Review ·

Justice is carried out in two ways with punishment or with reward -- and with Waters of Nazareth, Parisians Gaspard Augé and Xavier de Rosnay keep the dichotomy in perfect balance. The two got together in 2003, the buzz first growing around their reworking of Simian's "Never Be Alone," which has since been released and re-released. They've since been going head to head with MSTRKRFT in the battle to decide who can remix more, and meanwhile indie kids are spending the weekends dancing for hours straight in small, sweaty rooms. The style is thick and vibrating, using heavy bass that's distorted so hard it coats the dance floor in heavy metal.

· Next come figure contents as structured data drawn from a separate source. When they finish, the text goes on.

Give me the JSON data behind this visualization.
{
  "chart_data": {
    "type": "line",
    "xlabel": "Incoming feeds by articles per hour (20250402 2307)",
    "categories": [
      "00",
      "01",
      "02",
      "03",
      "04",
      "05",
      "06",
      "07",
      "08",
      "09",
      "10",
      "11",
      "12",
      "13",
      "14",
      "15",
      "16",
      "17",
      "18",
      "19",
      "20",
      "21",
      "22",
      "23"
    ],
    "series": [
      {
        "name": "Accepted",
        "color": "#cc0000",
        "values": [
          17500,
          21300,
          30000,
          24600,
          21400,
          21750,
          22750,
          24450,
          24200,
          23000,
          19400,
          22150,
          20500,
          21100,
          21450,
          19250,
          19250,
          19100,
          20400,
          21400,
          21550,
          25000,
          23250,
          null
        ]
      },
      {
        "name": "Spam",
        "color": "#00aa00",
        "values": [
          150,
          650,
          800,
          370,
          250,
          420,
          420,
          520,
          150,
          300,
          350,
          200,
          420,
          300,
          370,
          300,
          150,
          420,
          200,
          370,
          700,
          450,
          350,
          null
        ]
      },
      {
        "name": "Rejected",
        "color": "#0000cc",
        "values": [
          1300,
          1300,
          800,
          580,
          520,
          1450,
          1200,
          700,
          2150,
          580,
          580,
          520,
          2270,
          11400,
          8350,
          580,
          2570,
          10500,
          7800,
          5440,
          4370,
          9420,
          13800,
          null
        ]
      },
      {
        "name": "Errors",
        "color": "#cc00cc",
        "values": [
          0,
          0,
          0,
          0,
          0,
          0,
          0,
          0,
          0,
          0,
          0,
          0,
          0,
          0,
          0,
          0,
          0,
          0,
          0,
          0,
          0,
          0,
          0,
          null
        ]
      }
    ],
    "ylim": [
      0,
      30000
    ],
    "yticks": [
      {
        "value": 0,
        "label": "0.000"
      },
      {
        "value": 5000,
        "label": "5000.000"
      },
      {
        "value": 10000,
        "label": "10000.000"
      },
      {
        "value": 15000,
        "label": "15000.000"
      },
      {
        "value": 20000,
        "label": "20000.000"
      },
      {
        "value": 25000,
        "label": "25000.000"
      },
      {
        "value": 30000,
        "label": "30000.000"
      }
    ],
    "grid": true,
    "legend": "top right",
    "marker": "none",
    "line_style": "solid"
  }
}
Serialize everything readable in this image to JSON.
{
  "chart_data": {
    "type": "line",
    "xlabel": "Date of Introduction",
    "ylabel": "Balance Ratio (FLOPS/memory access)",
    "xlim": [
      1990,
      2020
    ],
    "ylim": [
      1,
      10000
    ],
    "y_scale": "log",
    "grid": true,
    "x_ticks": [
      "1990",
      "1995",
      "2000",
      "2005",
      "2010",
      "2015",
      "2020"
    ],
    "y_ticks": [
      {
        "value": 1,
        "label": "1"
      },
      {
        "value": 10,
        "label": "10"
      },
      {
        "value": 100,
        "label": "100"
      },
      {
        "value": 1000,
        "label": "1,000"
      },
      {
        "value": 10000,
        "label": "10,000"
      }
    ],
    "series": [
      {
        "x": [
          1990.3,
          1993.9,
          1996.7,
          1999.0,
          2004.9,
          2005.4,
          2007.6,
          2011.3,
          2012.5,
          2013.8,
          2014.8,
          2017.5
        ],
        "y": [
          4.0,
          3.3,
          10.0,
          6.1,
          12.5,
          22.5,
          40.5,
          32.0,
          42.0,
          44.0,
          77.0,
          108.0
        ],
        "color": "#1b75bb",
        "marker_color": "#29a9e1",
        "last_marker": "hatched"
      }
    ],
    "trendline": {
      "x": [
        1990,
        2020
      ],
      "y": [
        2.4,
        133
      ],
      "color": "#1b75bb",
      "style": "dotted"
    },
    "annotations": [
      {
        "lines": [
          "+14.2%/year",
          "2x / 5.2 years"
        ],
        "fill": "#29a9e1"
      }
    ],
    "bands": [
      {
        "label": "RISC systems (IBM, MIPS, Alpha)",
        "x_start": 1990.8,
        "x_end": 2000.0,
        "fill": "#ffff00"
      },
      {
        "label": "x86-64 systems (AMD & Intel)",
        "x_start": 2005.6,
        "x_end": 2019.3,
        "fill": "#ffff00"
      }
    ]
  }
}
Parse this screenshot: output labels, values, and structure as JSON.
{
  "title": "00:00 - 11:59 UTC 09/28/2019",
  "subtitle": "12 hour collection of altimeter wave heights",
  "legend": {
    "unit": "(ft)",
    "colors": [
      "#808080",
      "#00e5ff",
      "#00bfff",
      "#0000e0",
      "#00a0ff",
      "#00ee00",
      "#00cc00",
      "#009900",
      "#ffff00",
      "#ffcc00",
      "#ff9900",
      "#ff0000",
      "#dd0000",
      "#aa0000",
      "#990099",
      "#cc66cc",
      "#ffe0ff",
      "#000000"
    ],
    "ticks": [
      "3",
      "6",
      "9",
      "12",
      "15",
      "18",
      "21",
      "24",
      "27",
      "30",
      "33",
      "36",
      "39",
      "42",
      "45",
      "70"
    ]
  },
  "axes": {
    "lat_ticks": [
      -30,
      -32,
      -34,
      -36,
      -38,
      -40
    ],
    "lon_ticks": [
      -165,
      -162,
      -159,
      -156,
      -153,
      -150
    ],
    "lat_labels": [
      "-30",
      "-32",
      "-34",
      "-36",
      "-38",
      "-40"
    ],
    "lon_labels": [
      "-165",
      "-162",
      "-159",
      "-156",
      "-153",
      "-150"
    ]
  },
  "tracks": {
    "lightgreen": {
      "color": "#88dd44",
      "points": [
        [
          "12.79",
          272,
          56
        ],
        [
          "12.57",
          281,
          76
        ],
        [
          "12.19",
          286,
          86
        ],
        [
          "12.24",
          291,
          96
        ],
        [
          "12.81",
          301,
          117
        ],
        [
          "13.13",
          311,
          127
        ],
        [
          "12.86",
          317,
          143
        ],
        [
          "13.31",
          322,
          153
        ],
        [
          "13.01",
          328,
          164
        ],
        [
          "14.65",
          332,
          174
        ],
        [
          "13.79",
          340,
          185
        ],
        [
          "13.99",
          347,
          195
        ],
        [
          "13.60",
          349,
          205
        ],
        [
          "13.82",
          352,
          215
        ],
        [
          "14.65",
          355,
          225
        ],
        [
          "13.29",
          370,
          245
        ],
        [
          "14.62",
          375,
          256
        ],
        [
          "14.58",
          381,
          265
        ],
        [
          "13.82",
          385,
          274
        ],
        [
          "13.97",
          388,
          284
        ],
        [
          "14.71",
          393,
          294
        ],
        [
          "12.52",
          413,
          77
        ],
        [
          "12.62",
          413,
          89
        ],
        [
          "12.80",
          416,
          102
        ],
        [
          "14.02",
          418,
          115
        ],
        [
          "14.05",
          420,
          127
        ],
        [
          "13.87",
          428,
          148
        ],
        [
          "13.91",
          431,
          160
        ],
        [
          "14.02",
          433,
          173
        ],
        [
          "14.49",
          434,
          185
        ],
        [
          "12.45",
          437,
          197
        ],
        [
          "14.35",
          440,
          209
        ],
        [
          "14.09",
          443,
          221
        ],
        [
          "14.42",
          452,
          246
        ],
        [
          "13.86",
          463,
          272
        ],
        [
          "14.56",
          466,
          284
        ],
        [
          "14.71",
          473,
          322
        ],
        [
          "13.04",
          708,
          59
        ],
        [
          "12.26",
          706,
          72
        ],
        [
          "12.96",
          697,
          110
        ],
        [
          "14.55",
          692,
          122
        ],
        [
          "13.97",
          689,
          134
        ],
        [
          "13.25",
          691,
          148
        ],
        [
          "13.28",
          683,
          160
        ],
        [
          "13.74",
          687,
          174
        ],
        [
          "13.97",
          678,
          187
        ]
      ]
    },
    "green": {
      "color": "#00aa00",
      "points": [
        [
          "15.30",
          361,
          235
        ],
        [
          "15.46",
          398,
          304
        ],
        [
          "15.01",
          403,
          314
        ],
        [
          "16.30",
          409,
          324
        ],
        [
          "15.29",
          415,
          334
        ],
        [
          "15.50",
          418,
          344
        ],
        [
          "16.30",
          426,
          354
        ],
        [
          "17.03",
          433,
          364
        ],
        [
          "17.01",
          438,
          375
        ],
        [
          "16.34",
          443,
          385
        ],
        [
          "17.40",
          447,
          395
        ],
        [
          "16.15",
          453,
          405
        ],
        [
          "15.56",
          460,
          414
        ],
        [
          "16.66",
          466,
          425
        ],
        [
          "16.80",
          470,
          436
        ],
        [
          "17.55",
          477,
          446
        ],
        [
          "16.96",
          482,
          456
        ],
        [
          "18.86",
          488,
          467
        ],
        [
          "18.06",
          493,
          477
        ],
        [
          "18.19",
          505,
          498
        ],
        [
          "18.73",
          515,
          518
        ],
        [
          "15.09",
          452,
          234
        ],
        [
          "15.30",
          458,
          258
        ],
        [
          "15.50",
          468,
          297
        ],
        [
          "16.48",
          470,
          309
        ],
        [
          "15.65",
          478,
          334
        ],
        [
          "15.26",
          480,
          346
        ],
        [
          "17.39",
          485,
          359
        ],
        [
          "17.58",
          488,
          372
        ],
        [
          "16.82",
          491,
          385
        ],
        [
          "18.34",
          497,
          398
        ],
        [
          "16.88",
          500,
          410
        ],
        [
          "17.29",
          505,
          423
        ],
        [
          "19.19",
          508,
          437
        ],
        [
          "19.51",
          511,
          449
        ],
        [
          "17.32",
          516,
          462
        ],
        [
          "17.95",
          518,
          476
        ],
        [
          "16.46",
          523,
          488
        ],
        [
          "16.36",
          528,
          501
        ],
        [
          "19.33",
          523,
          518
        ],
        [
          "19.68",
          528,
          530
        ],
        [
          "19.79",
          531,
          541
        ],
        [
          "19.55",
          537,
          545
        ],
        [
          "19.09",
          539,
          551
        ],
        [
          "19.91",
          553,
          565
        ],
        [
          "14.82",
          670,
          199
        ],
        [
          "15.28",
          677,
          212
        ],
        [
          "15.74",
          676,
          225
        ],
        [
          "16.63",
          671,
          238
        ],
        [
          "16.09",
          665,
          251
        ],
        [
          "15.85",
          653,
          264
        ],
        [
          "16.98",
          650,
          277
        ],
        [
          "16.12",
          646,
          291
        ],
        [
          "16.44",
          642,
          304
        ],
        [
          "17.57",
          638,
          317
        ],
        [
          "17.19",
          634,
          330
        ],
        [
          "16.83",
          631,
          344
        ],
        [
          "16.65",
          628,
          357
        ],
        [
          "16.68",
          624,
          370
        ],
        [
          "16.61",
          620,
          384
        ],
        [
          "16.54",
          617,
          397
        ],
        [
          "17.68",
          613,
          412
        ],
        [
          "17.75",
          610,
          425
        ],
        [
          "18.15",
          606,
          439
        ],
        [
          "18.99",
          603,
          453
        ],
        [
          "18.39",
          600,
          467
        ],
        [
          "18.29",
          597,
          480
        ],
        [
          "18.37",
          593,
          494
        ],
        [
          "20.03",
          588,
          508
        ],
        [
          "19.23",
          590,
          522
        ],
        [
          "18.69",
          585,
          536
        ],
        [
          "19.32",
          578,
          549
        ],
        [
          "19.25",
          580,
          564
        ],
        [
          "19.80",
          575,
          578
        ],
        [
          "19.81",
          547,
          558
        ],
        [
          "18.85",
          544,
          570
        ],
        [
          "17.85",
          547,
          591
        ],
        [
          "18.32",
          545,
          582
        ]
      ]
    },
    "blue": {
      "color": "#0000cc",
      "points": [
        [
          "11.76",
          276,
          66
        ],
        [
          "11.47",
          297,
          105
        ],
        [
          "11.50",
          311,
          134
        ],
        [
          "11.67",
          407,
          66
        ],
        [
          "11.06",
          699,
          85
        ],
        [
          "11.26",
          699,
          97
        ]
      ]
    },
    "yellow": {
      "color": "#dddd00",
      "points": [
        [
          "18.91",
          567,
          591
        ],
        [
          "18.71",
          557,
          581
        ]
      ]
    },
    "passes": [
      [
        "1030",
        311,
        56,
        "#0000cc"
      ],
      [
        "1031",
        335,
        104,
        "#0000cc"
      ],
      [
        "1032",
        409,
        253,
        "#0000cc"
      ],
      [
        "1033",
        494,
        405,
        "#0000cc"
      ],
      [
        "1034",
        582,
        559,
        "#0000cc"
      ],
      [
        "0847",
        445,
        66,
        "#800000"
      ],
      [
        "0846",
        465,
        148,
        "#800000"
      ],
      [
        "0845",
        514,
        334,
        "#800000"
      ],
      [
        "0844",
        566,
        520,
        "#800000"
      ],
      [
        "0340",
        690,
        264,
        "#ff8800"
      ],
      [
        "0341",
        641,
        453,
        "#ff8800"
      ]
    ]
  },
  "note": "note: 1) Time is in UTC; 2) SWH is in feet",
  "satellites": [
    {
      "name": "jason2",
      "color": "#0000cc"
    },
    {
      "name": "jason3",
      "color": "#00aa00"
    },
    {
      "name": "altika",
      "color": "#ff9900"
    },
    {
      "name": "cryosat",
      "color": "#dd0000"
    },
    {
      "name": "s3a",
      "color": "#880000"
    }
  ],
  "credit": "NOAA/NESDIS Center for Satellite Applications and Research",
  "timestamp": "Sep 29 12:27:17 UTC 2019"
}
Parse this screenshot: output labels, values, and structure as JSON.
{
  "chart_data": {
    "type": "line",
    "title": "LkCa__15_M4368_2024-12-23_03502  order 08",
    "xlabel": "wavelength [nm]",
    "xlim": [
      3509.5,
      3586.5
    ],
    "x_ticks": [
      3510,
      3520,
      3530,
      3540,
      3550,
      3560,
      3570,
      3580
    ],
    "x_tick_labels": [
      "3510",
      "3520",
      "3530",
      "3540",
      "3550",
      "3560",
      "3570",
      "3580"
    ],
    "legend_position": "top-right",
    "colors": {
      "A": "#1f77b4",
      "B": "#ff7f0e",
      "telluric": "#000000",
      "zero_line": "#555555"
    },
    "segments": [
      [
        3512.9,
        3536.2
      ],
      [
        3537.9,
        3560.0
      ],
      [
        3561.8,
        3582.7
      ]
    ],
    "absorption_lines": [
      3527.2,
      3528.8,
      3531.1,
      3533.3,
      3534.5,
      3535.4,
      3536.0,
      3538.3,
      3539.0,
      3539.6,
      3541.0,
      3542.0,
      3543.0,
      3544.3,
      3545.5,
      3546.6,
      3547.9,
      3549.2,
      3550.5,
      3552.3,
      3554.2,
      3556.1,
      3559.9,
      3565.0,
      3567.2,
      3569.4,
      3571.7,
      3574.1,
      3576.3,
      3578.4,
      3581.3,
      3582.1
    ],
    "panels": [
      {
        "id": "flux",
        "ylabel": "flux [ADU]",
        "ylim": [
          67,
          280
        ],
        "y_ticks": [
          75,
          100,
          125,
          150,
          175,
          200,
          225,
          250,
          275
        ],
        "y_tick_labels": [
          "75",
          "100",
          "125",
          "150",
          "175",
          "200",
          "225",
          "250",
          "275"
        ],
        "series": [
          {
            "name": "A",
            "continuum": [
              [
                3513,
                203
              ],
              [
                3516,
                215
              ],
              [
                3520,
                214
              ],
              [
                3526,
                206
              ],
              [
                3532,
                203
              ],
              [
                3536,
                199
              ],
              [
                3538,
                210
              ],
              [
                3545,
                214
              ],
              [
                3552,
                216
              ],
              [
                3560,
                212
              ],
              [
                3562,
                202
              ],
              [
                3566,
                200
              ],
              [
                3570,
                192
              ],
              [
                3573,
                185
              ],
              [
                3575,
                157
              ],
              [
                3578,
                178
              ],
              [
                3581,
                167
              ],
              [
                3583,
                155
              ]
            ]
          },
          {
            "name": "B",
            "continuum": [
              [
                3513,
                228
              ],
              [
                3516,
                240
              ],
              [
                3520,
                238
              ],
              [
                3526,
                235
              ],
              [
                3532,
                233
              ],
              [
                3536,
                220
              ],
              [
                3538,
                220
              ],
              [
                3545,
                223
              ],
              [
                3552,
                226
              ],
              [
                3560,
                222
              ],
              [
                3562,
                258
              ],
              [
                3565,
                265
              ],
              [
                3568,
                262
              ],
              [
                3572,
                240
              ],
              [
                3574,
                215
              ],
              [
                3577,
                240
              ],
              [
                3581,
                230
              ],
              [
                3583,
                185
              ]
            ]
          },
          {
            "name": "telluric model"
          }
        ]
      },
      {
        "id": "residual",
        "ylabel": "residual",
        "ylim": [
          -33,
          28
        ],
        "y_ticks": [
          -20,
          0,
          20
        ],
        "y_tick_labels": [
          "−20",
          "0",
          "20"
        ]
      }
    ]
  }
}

This EP, which includes three versions of the original song "Waters of Nazareth" and two others, was released in support of the group's forthcoming full-length, due out early next year. London-based deejay Erol Alkan brings the track to a whole new level of dance-floor seduction (the other version of "Waters of Nazareth" is another remix by Justice), and the remaining two original tracks bode well. "Carpates" is menacing and rolling in its melody. On top of the galloping electronics and a fast-moving soundscape of eerie, spectral synths, there is no real chorus and no vocals. "Let There Be Light" is not far from the hot tracks on MSTRKRFT's The Looks, but it bears the Justice stamp in that there is a deep funk bass that drives the dance floor. Punishment on the body, reward for the soul: That is Justice.